While there is no empirical support for the proposition that the birth process is a manifestation and instantiation of a transcendent, superordinate subtle phenomenon, (which many authors would nonetheless assert as dogma), we are concerned in this context with consciousness, and physical phenomena are of interest only insofar as they affect it; therefore an intuitive, transparent and more euphonious terminology that related more directly to the progress from Original Embedment to Regeneration in Spirit would be useful. Also, while acronyms are fine and wonderful things and seem appropriate in the military and technological worlds, they are a bit clunky and mechanical for our present purposes.
Also, I think Grof's taxonomy may be dubious. While he seems to have captured the essence of BPM II and III (they are sort of hard to miss, in a way), BMP I and IV strike me as less well-defined and convincing. He places the Final Battle and Ultimate Defeat in IV, when I would think it either the final stage of III, or perhaps it is in III.5. The applicability of such a quantal model can be questioned; I think it is appropriate, but may need a finer grain.
The legitimacy of BPM I and IV can be questioned on the grounds that I is before the beginning, the timeless state of Original Embedment, and IV is after the end. If we are concerning ouselves with the process of differentiation, we are concerned with the onset of Disembedment/Separation and the progress to the Egoic Stage, where the nonegoic is repressed and the mental-ego is stable. This seems to be the process reflected in both physical birth and in the Heroic and Creation myths. The process of reintegration leading to the Transegoic Stage does not seem to be a smooth continuation of this, but more like a recapitulation; the latency and middle-mental-egoic periods look very much like an interlude rather than a real part of this action. It could be said that BPM I preceeds the process we are interested in, and IV commences an interlude that preceeds another; indeed, the symmetry of I and IV lead me to question their separation, since the differentiation and reintegration processes seem to have a circular or spiral quality.
Also, BPM II and III are clearly active elements in observed psychology: I am not convinced that I and IV are. It could be argued that they may be less visible because they characterize normal, well-adjusted people. They might be characteristic of the latency/mental-egoic periods when nonegoic potentials are quiescent. It does seem to me that most ordinary people exposed to nonegoic potentials will experience BPM II and III motifs.
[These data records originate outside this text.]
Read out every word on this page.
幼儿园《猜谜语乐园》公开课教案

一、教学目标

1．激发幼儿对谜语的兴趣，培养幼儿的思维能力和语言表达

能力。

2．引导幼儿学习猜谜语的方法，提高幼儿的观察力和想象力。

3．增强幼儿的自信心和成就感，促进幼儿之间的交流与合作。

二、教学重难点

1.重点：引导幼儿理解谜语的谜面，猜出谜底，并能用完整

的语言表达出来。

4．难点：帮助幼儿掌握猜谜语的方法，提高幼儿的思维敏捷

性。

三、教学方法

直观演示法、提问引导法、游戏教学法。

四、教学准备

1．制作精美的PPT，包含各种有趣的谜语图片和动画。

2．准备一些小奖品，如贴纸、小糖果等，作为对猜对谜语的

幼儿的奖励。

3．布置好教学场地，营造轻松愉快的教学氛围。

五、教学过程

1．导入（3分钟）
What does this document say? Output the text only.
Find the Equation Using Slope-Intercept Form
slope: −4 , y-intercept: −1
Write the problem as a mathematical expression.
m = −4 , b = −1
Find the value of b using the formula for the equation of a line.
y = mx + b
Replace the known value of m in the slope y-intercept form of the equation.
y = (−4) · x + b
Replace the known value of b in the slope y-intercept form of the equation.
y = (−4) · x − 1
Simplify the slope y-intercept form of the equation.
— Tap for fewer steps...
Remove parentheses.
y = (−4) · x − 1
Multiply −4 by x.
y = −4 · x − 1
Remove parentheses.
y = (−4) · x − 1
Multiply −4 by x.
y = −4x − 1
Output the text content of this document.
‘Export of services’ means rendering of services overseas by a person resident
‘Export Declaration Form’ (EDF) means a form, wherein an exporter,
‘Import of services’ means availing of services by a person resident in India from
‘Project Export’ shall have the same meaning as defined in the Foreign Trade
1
The transformative process seems to be at least partly characterised by a progress from stability thru an unstable period marked by BPM II and then BPM III leading to a new stabilility. BPM I and IV seem to describe the periods of stability when active transformation is not occurring, and I suggest that BPM IV describes the beginning of such a peaceful period and BMP I describes the body of it. The direction of this process seems to be invariant, whether it concerns the individuation of the ego from Original Embedment in the nonegoic or the later reintegration of the ego with the nonegoic. Despite the apparent reversal of direction in the latter case, the same motion from stability thru BPM II and then III borderline states to a higher stability seems to occur. Perhaps the reverse motion, from BPM III to BPM II, occurs in those cases when reintegration fails and becomes regression, degeneration and devolution to psychosis.
I as yet have no alternative formulation to offer, but do feel that such may be called for.